Russia's Special Presidential Representative for SCO Affairs Bakhtiyor Khakimov revealed last week that “It's no secret, but we, for example, and I mean the Russian side, are facing serious difficulties in transferring our share contribution to the general budget of the SCO, because the bank is located in China, and, according to the basic documents, the share contribution is made only in US dollars.” China’s voluntary compliance with US sanctions therefore prevents Russia from paying its SCO dues.
Unlike what Khakimov claimed, while this wasn’t officially a secret, it wasn’t exactly public knowledge either. Many among the Mainstream Media and the Alt-Media Community alike are under the false impression that China proudly rebuffs all of the US’ sanctions demands due to Beijing’s sharp rhetoric about them. This is in spite of RT informing the world about Russia and China’s US-provoked payment problems in early September. They wrote about it here, which was then analyzed here.
Those who might have shrugged off that report as hyperbole or imagined that it was a “5D chess master plan” to “psyche out the US” like some on social media speculated now know that it was accurate after what Khakimov just revealed.

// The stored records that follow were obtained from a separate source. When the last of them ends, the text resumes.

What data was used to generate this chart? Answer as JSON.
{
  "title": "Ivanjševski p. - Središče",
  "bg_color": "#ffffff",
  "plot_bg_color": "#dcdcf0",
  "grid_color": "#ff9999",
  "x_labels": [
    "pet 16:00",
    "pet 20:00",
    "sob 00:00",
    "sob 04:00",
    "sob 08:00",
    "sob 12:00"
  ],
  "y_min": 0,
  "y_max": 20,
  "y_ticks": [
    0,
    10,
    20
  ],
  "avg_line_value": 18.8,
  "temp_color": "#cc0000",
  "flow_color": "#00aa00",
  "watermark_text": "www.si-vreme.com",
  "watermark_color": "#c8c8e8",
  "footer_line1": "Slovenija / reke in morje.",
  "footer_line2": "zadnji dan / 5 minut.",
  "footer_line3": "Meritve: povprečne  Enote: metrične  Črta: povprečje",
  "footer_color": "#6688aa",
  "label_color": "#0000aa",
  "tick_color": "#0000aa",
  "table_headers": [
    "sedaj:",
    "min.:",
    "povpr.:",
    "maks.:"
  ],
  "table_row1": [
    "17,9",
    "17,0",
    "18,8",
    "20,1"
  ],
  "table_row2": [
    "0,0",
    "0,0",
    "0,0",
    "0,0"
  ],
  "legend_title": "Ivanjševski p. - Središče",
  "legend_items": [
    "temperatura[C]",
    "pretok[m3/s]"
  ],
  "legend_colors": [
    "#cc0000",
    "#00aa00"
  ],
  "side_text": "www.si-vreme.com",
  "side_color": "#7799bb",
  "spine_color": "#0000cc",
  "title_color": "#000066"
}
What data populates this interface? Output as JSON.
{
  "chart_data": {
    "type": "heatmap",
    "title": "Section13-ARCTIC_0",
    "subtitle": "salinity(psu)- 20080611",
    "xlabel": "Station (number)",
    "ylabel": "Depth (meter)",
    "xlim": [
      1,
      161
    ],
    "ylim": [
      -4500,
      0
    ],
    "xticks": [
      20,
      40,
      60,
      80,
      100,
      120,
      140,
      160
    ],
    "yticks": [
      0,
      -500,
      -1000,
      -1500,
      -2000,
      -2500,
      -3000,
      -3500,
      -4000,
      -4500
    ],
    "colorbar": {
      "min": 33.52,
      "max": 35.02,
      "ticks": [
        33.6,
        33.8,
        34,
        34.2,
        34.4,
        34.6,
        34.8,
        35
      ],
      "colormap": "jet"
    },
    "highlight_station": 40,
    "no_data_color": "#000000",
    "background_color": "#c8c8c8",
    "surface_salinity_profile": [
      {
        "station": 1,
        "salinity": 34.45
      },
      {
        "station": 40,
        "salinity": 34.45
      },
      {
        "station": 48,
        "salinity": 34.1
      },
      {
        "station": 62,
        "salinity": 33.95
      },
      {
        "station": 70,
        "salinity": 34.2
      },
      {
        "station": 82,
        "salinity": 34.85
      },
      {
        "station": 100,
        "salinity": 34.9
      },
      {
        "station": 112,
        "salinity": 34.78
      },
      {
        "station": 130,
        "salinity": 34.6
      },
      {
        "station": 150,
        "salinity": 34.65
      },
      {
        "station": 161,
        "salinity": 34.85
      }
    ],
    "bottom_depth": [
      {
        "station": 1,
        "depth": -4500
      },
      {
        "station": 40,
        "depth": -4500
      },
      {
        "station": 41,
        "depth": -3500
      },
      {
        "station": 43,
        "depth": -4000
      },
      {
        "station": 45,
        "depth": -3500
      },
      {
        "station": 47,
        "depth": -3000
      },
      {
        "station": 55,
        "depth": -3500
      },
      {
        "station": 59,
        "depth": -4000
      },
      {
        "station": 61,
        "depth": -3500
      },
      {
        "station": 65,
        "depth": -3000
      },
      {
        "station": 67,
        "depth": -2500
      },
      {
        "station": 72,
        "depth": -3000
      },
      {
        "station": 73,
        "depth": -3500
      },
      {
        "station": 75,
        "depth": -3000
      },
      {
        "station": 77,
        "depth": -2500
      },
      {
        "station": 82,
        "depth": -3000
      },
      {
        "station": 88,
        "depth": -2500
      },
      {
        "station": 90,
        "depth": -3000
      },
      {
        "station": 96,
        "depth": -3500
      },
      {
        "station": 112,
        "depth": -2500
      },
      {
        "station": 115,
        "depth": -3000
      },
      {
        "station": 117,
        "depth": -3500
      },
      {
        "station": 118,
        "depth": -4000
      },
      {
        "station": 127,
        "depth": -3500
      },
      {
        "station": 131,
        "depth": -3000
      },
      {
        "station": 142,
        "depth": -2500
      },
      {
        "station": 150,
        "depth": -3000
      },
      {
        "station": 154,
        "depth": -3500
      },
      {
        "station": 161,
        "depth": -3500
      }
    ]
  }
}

China is so afraid of the US’ secondary sanctions threats that it won’t even let Russia pay its dollar-denominated SCO dues despite both being among its founding members. This reality is the exact opposite of what the general Western and non-Western public thought.
Few among them knew that the organization’s dues were denominated in dollars, which was probably agreed to at the turn of the century during its founding for reasons of financial convenience but wasn’t ever modified even after the West’s unprecedented sanctions against Russia since 2022. It’s frankly surprising that no changes were made after that nor any workarounds devised, so much so that Khakimov felt that he had to complain about this publicly, considering the SCO’s security-centric focus.